High-dimensional PES metamodel via DFT - Blog 1: Data acquisition (Group:WangTran) - Report 13Sep2016

CSE8803 / ME 8883 Materials Informatics

Fall 2016 Georgia Tech

Anh Tran and Zhiyu Wang

It has been a few weeks when we started this project. We have achieved a few milestones, and we would like to share what we have so far on our blog.

First, we have set up a mass simulation on PACE cluster (a high-performance computer at Gatech). By randomly sampling the input parameters, and retaining inputs/outputs, we now have collected almost 15,000 data points, for each inputs and their corresponding outputs. We have a data miner shell script *.sh that work relatively well to extract and concatenate numeric inputs and outputs.

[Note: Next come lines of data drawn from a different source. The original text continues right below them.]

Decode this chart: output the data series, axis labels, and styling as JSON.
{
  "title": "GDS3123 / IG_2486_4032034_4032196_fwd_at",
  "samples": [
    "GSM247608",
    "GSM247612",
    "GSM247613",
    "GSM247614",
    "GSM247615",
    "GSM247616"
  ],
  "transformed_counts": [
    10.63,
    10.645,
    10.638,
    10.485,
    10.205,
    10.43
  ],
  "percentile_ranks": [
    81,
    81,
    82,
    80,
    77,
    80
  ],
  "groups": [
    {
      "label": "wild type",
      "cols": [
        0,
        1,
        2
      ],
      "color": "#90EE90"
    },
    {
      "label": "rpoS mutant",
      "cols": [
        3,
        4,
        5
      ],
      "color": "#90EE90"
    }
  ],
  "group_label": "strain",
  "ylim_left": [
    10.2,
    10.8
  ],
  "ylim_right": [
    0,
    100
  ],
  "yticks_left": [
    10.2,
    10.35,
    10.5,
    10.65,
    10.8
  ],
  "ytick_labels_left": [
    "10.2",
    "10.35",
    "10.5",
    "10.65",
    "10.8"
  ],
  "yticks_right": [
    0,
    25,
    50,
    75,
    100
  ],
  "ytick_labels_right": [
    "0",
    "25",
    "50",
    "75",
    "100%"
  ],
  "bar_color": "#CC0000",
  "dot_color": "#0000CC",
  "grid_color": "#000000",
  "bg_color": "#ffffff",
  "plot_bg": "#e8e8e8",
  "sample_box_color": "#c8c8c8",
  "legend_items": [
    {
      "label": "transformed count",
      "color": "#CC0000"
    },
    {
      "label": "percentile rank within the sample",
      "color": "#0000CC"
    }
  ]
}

In term of data structure, the group is attempting to incorporate and build a database with HDF5 for parallel I/O purpose. The HDF5 package has been downloaded and tested with simple codes in C++. With respect to the database of inputs/outputs in log.inputs.txt/log.output.txt, perhaps it is not too hard to do so.

In term of research, many helpful ideas have come, particularly with Andrew Medford’s suggestions. We are looking for a way to build very big data with neural network learning. The idea is very promising, but there are still challenges to come.